Salah satu kelebihan dari masyarakat Islam adalah perintah saling mengingatkan dalam mengamalkan hukum (amar makruf). Al-Quran menegaskan hal ini sebagai syarat utama bagi sebuah masyarakat Islam. Para ulama menganggap kehidupan dan kelanggengan masyarakat Islam tergantung dari perhatiannya terhadap amar makruf nahi mungkar. Karena itu, memberi peringatan kepada para pelanggar hukum (nahi mungkar) diturunkan dari pentingnya menerapkan amar makruf seperti yang telah disebutkan di atas. Al-Quran menjelaskan hal itu dalam ayat Dan hendaklah ada di antara kamu segolongan umat yang menyeru kepada kebajikan, menyuruh kepada yang makruf dan mencegah dari yang mungkar; mereka adalah orang-orang yang beruntung (QS. 3:104). Dengan begitu, perbuatan menyeru pada kebaikan dan pentingnya menyampaikan kebajikan adalah perbuatan yang sesuai dengan akal, bahkan dalam beberapa kasus menjadi suatu kewajiban agama.
Para ulama senantiasa mengingatkan setiap orang dalam negara beragama untuk memperhatikan kewajiban-kewajibannya secara saksama hingga dengan begitu negara Islam mencapai tingkat pembangunan yang diinginkan. Dengan cara ini, kekacauan sosial, agitasi, dan benturan kepentingan antara tugas dan kezaliman dapat ditekan.

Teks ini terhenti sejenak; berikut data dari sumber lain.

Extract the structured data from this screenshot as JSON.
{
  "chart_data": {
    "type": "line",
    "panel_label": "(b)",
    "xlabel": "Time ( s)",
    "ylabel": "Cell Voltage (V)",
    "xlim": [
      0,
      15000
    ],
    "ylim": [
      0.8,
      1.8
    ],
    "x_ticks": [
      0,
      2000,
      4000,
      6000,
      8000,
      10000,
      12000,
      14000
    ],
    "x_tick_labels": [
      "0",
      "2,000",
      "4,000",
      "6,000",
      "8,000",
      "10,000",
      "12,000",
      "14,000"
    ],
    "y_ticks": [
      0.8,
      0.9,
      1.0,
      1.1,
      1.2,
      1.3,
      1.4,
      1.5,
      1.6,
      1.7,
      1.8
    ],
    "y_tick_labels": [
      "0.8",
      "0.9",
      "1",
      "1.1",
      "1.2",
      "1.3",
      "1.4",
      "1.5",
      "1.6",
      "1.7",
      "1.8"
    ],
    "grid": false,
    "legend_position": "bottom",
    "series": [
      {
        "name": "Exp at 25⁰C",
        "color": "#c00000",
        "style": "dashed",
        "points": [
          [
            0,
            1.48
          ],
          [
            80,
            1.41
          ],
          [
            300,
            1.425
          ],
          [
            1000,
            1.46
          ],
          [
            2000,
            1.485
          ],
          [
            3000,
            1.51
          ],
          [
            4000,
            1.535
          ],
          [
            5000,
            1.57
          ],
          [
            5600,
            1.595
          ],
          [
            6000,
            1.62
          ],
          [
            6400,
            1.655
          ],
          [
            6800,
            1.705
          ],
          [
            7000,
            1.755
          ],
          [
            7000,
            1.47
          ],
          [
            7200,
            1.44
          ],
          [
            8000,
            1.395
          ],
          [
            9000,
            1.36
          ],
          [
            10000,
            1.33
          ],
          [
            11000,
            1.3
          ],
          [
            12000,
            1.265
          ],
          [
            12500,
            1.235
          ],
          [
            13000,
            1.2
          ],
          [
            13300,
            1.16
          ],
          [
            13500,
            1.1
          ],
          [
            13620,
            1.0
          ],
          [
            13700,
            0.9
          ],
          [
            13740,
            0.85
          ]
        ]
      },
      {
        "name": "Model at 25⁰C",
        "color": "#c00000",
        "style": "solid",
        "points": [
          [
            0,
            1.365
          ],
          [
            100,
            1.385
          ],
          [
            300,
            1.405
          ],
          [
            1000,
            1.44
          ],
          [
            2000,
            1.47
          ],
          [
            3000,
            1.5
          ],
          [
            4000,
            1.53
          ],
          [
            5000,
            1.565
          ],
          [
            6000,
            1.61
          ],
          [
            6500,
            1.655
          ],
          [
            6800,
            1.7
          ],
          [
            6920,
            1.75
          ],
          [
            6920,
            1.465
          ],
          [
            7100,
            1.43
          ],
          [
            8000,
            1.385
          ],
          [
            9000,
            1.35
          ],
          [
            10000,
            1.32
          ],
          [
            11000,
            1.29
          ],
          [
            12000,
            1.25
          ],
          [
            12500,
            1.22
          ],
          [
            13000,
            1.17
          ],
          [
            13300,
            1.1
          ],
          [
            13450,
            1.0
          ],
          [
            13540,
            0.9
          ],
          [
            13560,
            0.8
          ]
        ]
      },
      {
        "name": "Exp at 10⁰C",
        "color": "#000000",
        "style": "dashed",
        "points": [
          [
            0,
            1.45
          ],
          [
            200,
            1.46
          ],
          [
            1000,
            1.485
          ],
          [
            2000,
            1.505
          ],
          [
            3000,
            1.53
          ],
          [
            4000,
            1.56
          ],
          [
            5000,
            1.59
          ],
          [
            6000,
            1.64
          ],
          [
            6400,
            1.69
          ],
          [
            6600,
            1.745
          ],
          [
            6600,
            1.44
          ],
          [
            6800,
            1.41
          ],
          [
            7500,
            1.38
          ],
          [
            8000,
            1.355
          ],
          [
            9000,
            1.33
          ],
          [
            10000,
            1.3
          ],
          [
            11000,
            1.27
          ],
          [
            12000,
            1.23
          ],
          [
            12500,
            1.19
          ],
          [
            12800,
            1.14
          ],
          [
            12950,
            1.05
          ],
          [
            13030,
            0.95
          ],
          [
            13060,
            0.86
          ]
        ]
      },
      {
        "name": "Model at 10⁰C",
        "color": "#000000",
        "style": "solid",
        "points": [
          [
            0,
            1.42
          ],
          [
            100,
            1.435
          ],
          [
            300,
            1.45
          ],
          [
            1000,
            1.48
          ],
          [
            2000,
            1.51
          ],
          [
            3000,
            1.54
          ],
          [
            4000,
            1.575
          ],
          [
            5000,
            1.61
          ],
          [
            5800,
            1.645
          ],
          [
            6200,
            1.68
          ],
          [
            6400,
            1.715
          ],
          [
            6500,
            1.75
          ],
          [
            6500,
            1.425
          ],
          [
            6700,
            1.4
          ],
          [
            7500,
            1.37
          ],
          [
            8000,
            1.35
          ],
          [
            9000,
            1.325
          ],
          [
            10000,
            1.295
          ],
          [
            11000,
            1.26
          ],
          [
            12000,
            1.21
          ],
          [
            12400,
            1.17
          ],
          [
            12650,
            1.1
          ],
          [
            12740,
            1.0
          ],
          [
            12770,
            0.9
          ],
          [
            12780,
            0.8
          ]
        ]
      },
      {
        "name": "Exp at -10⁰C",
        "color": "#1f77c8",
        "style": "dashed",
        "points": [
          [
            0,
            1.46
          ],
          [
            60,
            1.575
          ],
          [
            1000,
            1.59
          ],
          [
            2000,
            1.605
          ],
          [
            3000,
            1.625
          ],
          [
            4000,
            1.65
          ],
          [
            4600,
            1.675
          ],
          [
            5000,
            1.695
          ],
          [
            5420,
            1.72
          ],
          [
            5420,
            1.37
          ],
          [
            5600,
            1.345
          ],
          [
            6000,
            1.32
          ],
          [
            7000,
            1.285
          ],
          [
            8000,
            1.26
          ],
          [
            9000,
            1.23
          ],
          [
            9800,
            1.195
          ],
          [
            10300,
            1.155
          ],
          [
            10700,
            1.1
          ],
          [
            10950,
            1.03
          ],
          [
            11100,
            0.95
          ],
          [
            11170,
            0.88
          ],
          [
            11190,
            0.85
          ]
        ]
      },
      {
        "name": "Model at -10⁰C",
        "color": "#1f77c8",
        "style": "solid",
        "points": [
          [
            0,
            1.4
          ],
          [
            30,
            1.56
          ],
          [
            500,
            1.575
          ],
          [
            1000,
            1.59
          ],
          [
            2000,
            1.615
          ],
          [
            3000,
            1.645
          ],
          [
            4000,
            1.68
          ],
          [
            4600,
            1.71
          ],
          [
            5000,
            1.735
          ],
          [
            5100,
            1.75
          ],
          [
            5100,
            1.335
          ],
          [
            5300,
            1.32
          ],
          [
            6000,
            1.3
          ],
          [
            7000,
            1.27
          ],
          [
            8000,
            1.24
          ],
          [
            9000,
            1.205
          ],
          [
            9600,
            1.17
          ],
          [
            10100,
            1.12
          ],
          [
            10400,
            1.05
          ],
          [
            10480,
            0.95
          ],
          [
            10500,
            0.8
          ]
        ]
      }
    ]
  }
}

Dalam masalah ini, Ayatullah Musawi menegaskan bahwa, “Jika setiap anggota masyarakat berusaha untuk memikul tugas dan tanggung jawabnya dengan sebaik-baiknya, negara ini akan menuju kesempurnaan negara Ilahi. Namun jika seseorang—mencari keuntungan sendiri—berusaha mencampuri pekerjaan atau jabatan orang lain, misalnya saat dia menjadi seorang hakim dia juga ingin bertindak selaku pejabat pemerintahan, maka hal ini akan menimbulkan agitasi dan kekacauan.”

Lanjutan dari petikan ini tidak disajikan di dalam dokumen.